Grid Computing is a term that’s being bandied about more and more in the IT industry – and, unusually for this industry, it’s an extremely important thing to know about, because it might just be the future for the average computer network. The fundamentals of parallel computing
Most of us have come across Symmetric MultiProcessing (SMP) – servers that have more than one processing unit. The idea is that by putting multiple processors in a computer it can do more work, in a shorter time, by allocating different tasks to different processors. All the processors can work “in parallel” – i.e. several bits of work gets done at once because several processors are doing their own particular tasks independently of the others. The next step up is Massively Parallel Processing (MPP) – where you have a sizeable collection of processors, generally, not in the same box, all doing their own bit of work in parallel. The difference between MPP and SMP is that the latter generally uses a small number of processors (eight or less) connected by a common data bus. In contrast, MPP uses an arbitrary number of CPUs linked in an arbitrary way, with some complex processor allocation software built on top to handle the dishing out of work and collation of results. Although not in the same physical box the processors tend to be in a single location, usually in a single room, connected by the highest-speed interconnection available (often Gigabit Ethernet in today’s installations). Parallel computing has two main problems: cost and intercommunication. SMP systems work well because they have a small number of processors interconnected with a single, shared bus running at tens of Gbit/s. MPP systems bring more scalability (you can’t really get above eight processors on a shared SMP bus because the bus becomes a bottleneck) but at the cost of complexity (you have to do more work to handle the intercommunication) and speed (the inter-processor links are usually only 1-2Gbit/s). There comes a point, though, where cost becomes an issue. If you’re putting thousands of processors in a single location, you have to buy those processors and the appropriate interconnection fabric, as well as employing people to keep the lights on and ensure the thing is giving value by being used 24×7. Oh, and you have the task of scheduling access to the resources and the potential of partitioning those resources such that they can handle more than a single project at once – a concept that harks back to the move from centralized mainframes toward distributed desktop computers. The grid approach
Grid Computing is, in its basic form, an extension of the MPP concept. The idea is similar in that you have a set of computers, connected in an arbitrary way, but these systems can live in different buildings, cities or continents. An example is the North Carolina BioGrid which currently spans five of the University of North Carolina’s sites.

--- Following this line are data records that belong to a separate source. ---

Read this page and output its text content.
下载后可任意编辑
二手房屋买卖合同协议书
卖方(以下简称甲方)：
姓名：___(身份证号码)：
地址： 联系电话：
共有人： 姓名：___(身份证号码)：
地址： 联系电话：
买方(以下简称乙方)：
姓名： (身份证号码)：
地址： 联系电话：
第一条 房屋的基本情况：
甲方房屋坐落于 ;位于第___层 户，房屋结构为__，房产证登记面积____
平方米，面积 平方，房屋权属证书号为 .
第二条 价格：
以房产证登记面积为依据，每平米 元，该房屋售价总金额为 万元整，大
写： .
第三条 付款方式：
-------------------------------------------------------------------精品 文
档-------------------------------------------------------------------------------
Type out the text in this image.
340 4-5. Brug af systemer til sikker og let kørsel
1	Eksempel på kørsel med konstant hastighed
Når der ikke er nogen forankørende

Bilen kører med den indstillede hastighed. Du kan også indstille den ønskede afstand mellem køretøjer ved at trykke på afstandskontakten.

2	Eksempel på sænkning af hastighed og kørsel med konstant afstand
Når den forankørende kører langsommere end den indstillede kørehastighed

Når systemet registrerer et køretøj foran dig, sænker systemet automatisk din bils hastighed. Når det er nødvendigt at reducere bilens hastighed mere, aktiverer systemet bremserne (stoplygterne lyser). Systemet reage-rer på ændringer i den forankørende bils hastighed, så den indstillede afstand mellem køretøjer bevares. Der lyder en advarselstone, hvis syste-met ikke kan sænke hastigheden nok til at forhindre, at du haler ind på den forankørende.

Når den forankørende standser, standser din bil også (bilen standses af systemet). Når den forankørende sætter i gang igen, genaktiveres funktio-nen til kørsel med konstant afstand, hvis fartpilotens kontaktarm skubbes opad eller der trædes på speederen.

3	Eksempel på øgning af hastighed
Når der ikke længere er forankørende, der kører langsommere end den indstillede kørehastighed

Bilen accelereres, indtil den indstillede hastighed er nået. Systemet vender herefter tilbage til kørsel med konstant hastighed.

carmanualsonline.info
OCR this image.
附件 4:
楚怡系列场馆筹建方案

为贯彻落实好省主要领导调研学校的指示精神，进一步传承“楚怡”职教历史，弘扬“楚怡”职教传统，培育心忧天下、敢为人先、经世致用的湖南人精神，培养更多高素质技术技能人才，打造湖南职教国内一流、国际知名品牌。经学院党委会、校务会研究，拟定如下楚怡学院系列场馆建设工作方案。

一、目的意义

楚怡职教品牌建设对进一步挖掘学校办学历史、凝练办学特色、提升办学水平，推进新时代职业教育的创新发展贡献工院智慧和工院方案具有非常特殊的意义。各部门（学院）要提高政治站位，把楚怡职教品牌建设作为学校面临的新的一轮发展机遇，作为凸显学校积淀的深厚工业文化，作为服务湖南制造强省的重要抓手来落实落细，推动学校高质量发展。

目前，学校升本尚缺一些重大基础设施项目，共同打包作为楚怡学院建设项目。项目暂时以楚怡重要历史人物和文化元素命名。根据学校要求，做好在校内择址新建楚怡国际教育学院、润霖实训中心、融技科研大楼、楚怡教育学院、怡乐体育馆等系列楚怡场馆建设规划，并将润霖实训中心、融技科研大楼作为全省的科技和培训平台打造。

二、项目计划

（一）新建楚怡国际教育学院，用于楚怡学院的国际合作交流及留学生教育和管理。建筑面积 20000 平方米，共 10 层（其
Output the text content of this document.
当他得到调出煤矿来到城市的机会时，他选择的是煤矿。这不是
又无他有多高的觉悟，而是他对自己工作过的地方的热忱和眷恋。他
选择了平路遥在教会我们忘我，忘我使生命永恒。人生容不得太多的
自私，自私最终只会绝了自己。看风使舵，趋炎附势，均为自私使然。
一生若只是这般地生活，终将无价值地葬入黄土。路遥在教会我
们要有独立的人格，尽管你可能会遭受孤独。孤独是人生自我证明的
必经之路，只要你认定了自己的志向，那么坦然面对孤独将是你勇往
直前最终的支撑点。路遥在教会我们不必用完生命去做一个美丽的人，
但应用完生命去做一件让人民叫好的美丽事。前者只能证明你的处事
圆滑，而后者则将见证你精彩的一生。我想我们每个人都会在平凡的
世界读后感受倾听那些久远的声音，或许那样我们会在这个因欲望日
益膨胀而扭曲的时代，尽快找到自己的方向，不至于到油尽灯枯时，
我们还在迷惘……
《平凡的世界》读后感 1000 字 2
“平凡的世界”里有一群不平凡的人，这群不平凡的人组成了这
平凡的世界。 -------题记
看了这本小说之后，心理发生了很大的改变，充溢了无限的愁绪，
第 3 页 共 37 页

Grid Computing wipes out the issues of MPP by distributing the processing capability over a number of sites. Instead of having one vast parallel system, you have a number of smaller ones, possibly on different sites, which can be used in whatever combinations are deemed appropriate. So systems can be used independently or pooled into any size of the parallel system depending on demand. And generally speaking, two average-sized systems are less costly to procure than one big one of the same overall power. Where’s this heading?
Let’s map the multi-site concept back into the corporation. The majority of companies don’t have multiple sites with multiple computer systems, but they do have multiple departments, often with dedicated systems. So it’s common to have a server for the accounts system, a server for the ERP system, a server for the email system, and so on. The ERP system’s usually busy during working hours, but not during the night. The email server has its busy periods and its lazy times, too. The accounts system will have some major peaks and troughs – it’ll be hammered to death once a month when it’s payroll time, for instance, and then once a year there’s the annual end-of-year beating. So why don’t we forget the concept of single-purpose systems and instead make our world into a single, heterogeneous “virtual computer”? That way, the ERP software might always run on its own system, but when it’s time to do the payroll run, some of its spare capacity can be used to work out the staff NIC contributions. And if there’s a flurry of email as a result of a big advertising campaign, that’s fine because all that spare time on the server of the account can be used by the email function.